Cook County, 12 miles N of the Loop. On the shore of Lake Michigan just north of Chicago, the area that is now Evanston was home to Potawatomis until the 1830s, when they were moved west to Iowa. During the 1840s the area became thinly settled by farmers from upstate New York and elsewhere in the eastern United States and by German -speaking immigrants from the region where today the Netherlands, Belgium, Luxembourg, and Germany converge.
On August 11, 1853, the embryonic Northwestern University purchased and surveyed more than three hundred acres of swampy land, which is now central Evanston. Northwestern held its first Evanston classes two years later. Two other educational institutions also opened that year: the Garrett Biblical Institute and the Northwestern Female College. Incorporated as a village in 1863, the town (named in honor of John Evans, a central founder of Northwestern) grew slowly through the 1860s.
The Chicago Fire of 1871 led thousands of well-to-do Chicagoans, fearing another fire, to build homes in Evanston. To meet their needs an influx of servants and tradesmen swelled Evanston's population. The village of North Evanston merged with Evanston in 1874, and in 1892, residents of South Evanston voted to join with Evanston.
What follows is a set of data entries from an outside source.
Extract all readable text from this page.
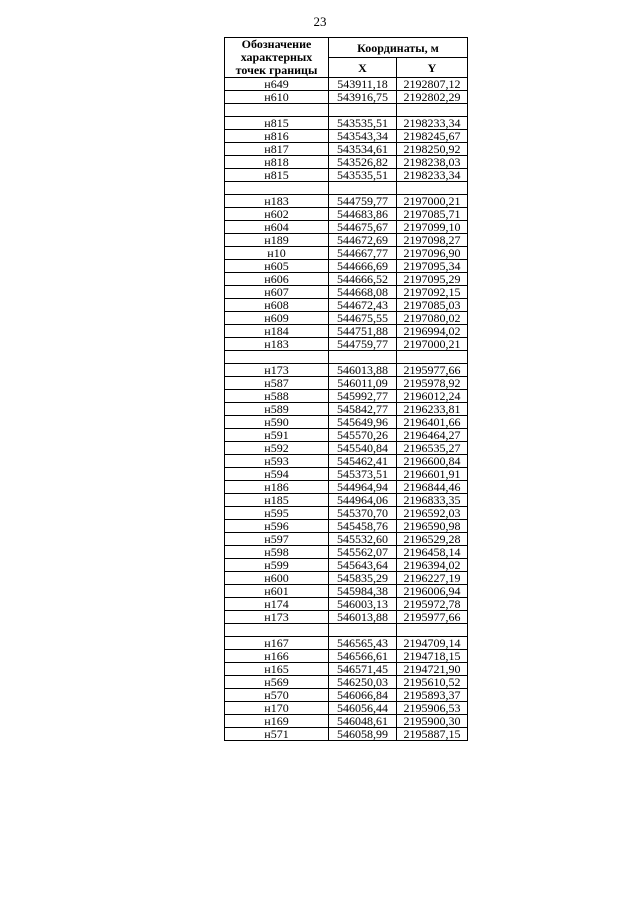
23
Обозначение характерных точек границы	Координаты, м	
	X	Y
н649	543911,18	2192807,12
н610	543916,75	2192802,29

н815	543535,51	2198233,34
н816	543543,34	2198245,67
н817	543534,61	2198250,92
н818	543526,82	2198238,03
н815	543535,51	2198233,34

н183	544759,77	2197000,21
н602	544683,86	2197085,71
н604	544675,67	2197099,10
н189	544672,69	2197098,27
н10	544667,77	2197096,90
н605	544666,69	2197095,34
н606	544666,52	2197095,29
н607	544668,08	2197092,15
н608	544672,43	2197085,03
н609	544675,55	2197080,02
н184	544751,88	2196994,02
н183	544759,77	2197000,21

н173	546013,88	2195977,66
н587	546011,09	2195978,92
н588	545992,77	2196012,24
н589	545842,77	2196233,81
н590	545649,96	2196401,66
н591	545570,26	2196464,27
н592	545540,84	2196535,27
н593	545462,41	2196600,84
н594	545373,51	2196601,91
н186	544964,94	2196844,46
н185	544964,06	2196833,35
н595	545370,70	2196592,03
н596	545458,76	2196590,98
н597	545532,60	2196529,28
н598	545562,07	2196458,14
н599	545643,64	2196394,02
н600	545835,29	2196227,19
н601	545984,38	2196006,94
н174	546003,13	2195972,78
н173	546013,88	2195977,66

н167	546565,43	2194709,14
н166	546566,61	2194718,15
н165	546571,45	2194721,90
н569	546250,03	2195610,52
н570	546066,84	2195893,37
н170	546056,44	2195906,53
н169	546048,61	2195900,30
н571	546058,99	2195887,15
During the first two decades of the twentieth century a building boom of large apartments was stimulated by rapid transit access to Chicago's Loop. In the 1920s a real-estate boom led to the development of northwest Evanston as a wealthy enclave. By the 1940s Evanston had become the home of numerous national organizations and nationally known firms.
By the 1960s Evanston's African American population had become largely concentrated in the city's west and south-central neighborhoods. Immigrants from Haiti and Jamaica began arriving in sizeable numbers, as did a large number of former residents of Chicago's Hyde Park neighborhood.
Growing racial tensions led to conscious efforts to ensure racial balance in the Evanston Public Schools. The opening of the Old Orchard Shopping Center in adjacent Skokie in the early 1960s drained vitality from Evanston's central business district. Many retail shops were replaced by restaurants, making Evanston one of metropolitan Chicago's premier dining centers, a development anticipated in 1972 when the city dropped a ban on the sale of alcoholic beverages that had its antecedents in an 1855 temperance amendment to Northwestern's charter.
Town-gown conflicts had surfaced periodically since 1874 because of the tax exemption that was granted to the university by the Illinois State Legislature in 1855. In the late 1990s, high property taxes and high rents threatened to diminish Evanston's long-standing attraction for middle-class residents. A joint Northwestern-Evanston Research Park failed to fulfill its promises of new jobs and renewed economic vitality. Despite these and other less formidable problems, Evanston remained at the turn of the twenty-first century one of Chicago's most stable and attractive suburbs.
Ebner, Michael. Creating Chicago's North Shore. 1988.
Perkins, Margery Blair. Evanstoniana: An Informal History of Evanston and Its Architecture. 1994.
Sheppard, Robert D., and Harvey B. Hurd. History of Northwestern University and Evanston. 1906.